Magnetic fields play important roles in many astrophysical processes such as solar flares, stellar evolution, galaxy dynamics, and even the evolution of the universe. They also play a very important role in the dynamics of supernova remnants, which represent some of the most extreme environments in the universe, with conditions unlike anything we can duplicate on Earth.
In supernova explosions, particles are accelerated close to the speed-of-light and then speed through space as cosmic rays, some finding their way to Earth. The Earth is constantly being bombarded by trillions of these cosmic rays, with some of the highest energy ones coming from supernovae and supernova remnants. These can interfere with electronic equipment and be hazardous to people, particularly people flying in aircraft or living in space.
Supernova remnants are what's left after stars explode, effectively blowing giant bubbles in the interstellar medium. Many supernova remnants are double-lobed astronomical objects that look like two facing hamburger buns, with the invisible "burger" axes aligned with local magnetic fields.
For this study, the researchers examined archival radio images of every known supernova remnant in the galaxy to compile a complete sample of objects with this double-lobed shape. Observations show that these axes point in different directions, astronomers were not sure if the orientation is random, caused by local effects, or whether the direction may be influenced by the Milky Way Galaxy's own magnetic field. By comparing the orientation of the supernova remnants in the images with models based on simulations of the galaxy's magnetic field, the astronomers found a connection between the supernova remnants and their environment.
Astronomers used a super computer in the Department of Physics and Astronomy at the University of Manitoba to create these models of supernova remnants.
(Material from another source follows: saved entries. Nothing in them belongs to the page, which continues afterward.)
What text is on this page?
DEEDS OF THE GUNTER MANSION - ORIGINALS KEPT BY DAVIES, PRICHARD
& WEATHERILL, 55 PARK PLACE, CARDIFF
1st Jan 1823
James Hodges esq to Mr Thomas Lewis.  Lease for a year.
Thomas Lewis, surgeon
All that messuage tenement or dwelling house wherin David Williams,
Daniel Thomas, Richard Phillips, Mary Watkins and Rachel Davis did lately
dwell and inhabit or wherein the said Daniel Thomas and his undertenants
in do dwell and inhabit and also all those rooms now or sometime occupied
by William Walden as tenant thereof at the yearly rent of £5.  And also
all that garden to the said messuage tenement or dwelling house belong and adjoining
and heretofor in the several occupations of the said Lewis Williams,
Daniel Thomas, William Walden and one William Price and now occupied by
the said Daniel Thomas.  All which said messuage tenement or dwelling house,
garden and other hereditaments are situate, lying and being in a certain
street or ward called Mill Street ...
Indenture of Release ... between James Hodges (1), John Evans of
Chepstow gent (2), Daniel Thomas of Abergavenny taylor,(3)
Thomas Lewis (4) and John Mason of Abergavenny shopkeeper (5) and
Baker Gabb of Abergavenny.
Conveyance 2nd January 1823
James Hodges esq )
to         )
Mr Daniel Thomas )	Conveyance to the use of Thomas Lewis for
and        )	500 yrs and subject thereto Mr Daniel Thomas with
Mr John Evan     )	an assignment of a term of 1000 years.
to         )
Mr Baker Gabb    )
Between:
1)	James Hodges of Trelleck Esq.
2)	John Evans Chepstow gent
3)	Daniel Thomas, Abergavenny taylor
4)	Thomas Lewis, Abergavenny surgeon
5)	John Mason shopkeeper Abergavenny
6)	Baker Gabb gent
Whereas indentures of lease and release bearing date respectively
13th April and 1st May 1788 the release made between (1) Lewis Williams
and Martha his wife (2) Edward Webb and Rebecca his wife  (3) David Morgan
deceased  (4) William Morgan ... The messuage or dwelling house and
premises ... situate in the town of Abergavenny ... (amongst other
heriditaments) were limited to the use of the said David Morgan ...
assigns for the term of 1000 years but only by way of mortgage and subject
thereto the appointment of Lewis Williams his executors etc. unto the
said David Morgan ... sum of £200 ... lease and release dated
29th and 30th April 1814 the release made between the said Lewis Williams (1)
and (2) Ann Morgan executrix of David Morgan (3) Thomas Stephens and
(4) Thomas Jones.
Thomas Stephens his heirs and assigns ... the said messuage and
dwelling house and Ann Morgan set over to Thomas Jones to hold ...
The appearance of the simulated supernova remnants depended on the orientation of the magnetic field lines for the direction of a particular remnant, and also differing distances from the Sun.
Samar Safi-Harb, West's doctoral thesis advisor, notes: "West's research further stresses the importance of studying supernova remnants, which not only host the heavy elements we are made of, but also help us understand the interplay between these fascinating objects and cosmic magnetism."
West and her colleagues found that about 80 out of 300 known supernova remnants in the galaxy have the double-lobed shape and most of these (about 75 percent) have models that match the orientation for at least some distances along the line of sight. This gives some insight into the nature of supernova remnants and also helps refine our understanding of the galaxy's magnetic field. Furthermore, this research helps astronomers understand how cosmic rays can journey to us on this "galactic superhighway."